هو مسجد وجامعة في القاهرة في مصر، بناه جوهر الكاتب الصقلي (إلياس الصقلي) قائد جند أبي تميم معد بعد عام من فتح الفاطميين لمصر، وبعد أن أنشأوا قاعدة ملكهم الجديدة مباشرة (القاهرة جمادى الأولى عام 259 رمضان 361). وفتح للصلاة في شهر رمضان عام 361هـ (حزيران - تموز سنة 972)[2]
Al Azhar adalah masjid dan Universitas di Kairo Mesir, dibangun oleh panglima Jauhar al Katib al-Shiqily (Ilyas al-Shiqily) setahun setelah penaklukan Dinasti Fathimiyah terhadap Mesir, dan langsung setelah pendirian pangkalan kerajaan yang baru (Kairo, Jumadil Ula tahun 259 Ramadhan 361). Dan dibuka untuk shalat pada bulan Ramadhan tahun 361 H, Huzairan – Tamuz tahun 972)

Selain itu atas perintah Al-Muiz, Jauhar Al-Shiqili mendirikan kota baru yang disebut al-Qahirah (Kairo) yang berarti kota kemenangan. Tujuan pendirian ibu kota itu adalah untuk menampung keperluan administrasi pemerintah dan tentara Berber. Kota Kairo pada masa-masa selanjutnya dijadikan sebagai ibu kota Khilafah Fatimiyah. Dari al-Qohirah inilah atas instruksi Al-Muiz, Jawhar al-Shiqili membangun masjid yang didedikasikan untuk penyebaran kebudayaan, ajaran, dan pemikiran Syiah. Masjid tersebut diberi nama al-Azhar yang pada masa-masa berikutnya berubah menjadi universitas dan didaulat sebagai universitas Islam tertua di dunia.

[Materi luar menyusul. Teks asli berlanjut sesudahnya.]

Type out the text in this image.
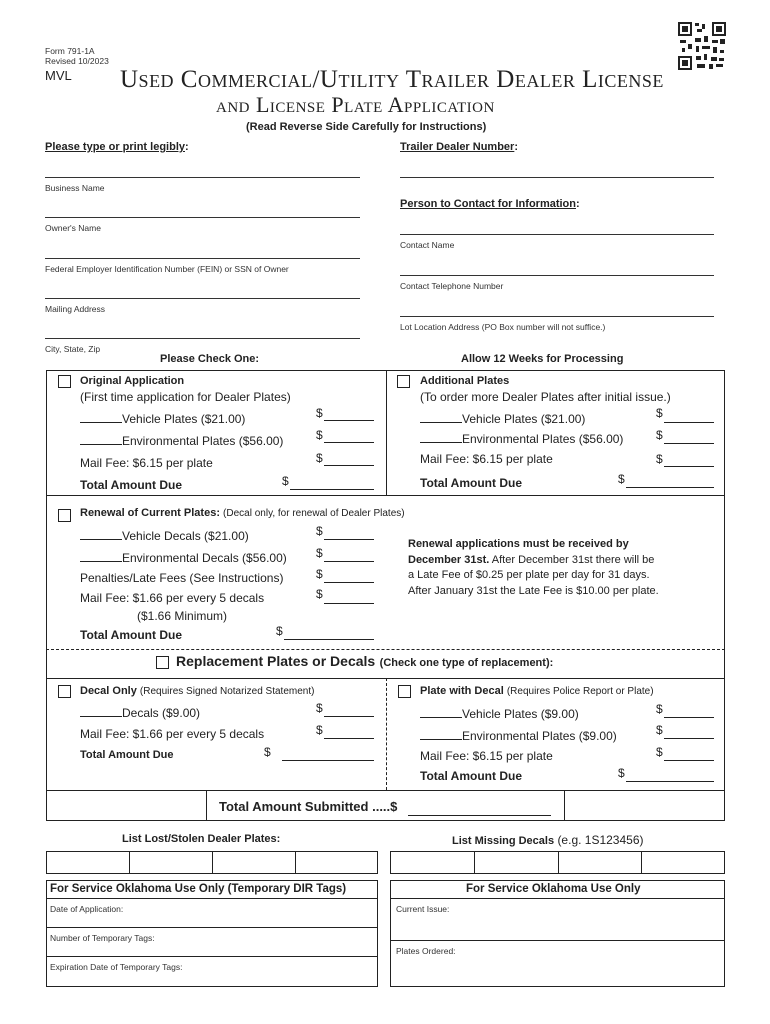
Form 791-1A
Revised 10/2023
MVL Used Commercial/Utility Trailer Dealer License
and License Plate Application
(Read Reverse Side Carefully for Instructions)
Please type or print legibly:
Business Name
Owner's Name
Federal Employer Identification Number (FEIN) or SSN of Owner
Mailing Address
City, State, Zip
Trailer Dealer Number:
Person to Contact for Information:
Contact Name
Contact Telephone Number
Lot Location Address (PO Box number will not suffice.)
Please Check One:	Allow 12 Weeks for Processing
Original Application
(First time application for Dealer Plates)
Vehicle Plates ($21.00)
Environmental Plates ($56.00)
Mail Fee: $6.15 per plate
Total Amount Due
$
$
$
$
Additional Plates
(To order more Dealer Plates after initial issue.)
Vehicle Plates ($21.00)
Environmental Plates ($56.00)
Mail Fee: $6.15 per plate
Total Amount Due
$
$
$
$
Renewal of Current Plates: (Decal only, for renewal of Dealer Plates)
Vehicle Decals ($21.00)
Environmental Decals ($56.00)
Penalties/Late Fees (See Instructions)
Mail Fee: $1.66 per every 5 decals
($1.66 Minimum)
Total Amount Due
$
$
$
$
$
Renewal applications must be received by
December 31st. After December 31st there will be
a Late Fee of $0.25 per plate per day for 31 days.
After January 31st the Late Fee is $10.00 per plate.
Replacement Plates or Decals (Check one type of replacement):
Decal Only (Requires Signed Notarized Statement)
Decals ($9.00)
Mail Fee: $1.66 per every 5 decals
Total Amount Due
$
$
$
Plate with Decal (Requires Police Report or Plate)
Vehicle Plates ($9.00)
Environmental Plates ($9.00)
Mail Fee: $6.15 per plate
Total Amount Due
$
$
$
$
Total Amount Submitted .....$
List Lost/Stolen Dealer Plates:	List Missing Decals (e.g. 1S123456)
For Service Oklahoma Use Only (Temporary DIR Tags)
Date of Application:
Number of Temporary Tags:
Expiration Date of Temporary Tags:
For Service Oklahoma Use Only
Current Issue:
Plates Ordered:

Masjid al-Azhar ini dibangun pada tahun 361 H/972 M. Masjid ini merupakan masjid pertama di Kairo dan masjid keempat di Mesir, setelah masjid ‘Amr ibn ‘Ash, masjid ‘Askar, dan masjid Ahmad ibn Thulun.[3] Hal ini merupakan usaha Dinasti Fatimiyah untuk menyebarkan faham Syi’ah. Beberapa tahun kemudian tepatnya pada 365 H / 976 M. mulai dibuka kegiatan belajar-mengajar dan majelis ilmu pengetahuan bermadzhab Syi’ah Ismailiyah. Pada masa itu duduk sebagai pengajar Abu Hasan Ali bin Nu’man al-Maghribi, ia mengajarkan sebuah kitab al-Iqtishar karya ayahnya sendiri. Kitab ini berisi masalah-masalah fiqhiyah yang berpegang kepada iman Ahlu al-Bait. Ini merupakan kelompok studi pertama di Jami’ al-Azhar. Selain Abu Hasan Ali bin Nu’man al-Maghribi, saudara kandungnya yang bernama Abu Abdillah Muhammad bin Nu’man pada tahun 385 H turut pula membantu mengajarkan ilmu-ilmu Ahlu al-Bait.
Selain tentang ke-Fatimiyah-an pada perkembangan selanjutnya juga dipelajari ilmu-ilmu Naqliyah atau Syar’iyyah dan Aqliyah atau Hukumiyah, kadang disebut juga dengan ilmu ‘Ajam. Adapun yang termasuk ilmu naqliyah antara lain : Fikih, Hadis, Tafsir, Nahwu, Lughah, Al-Bayan, Adab, Ilmu Tafsir, Ilmu Qiro’at, Ilmu Hadis, dan Ilmu Kalam. Sedangkan yang termasuk ilmu aqliyah adalah: Filsafat, Arsitektur, Ilmu Nujum, Musik, Kedokteran, Syair, Kimia, Matematika, Sejarah, dan Geografi.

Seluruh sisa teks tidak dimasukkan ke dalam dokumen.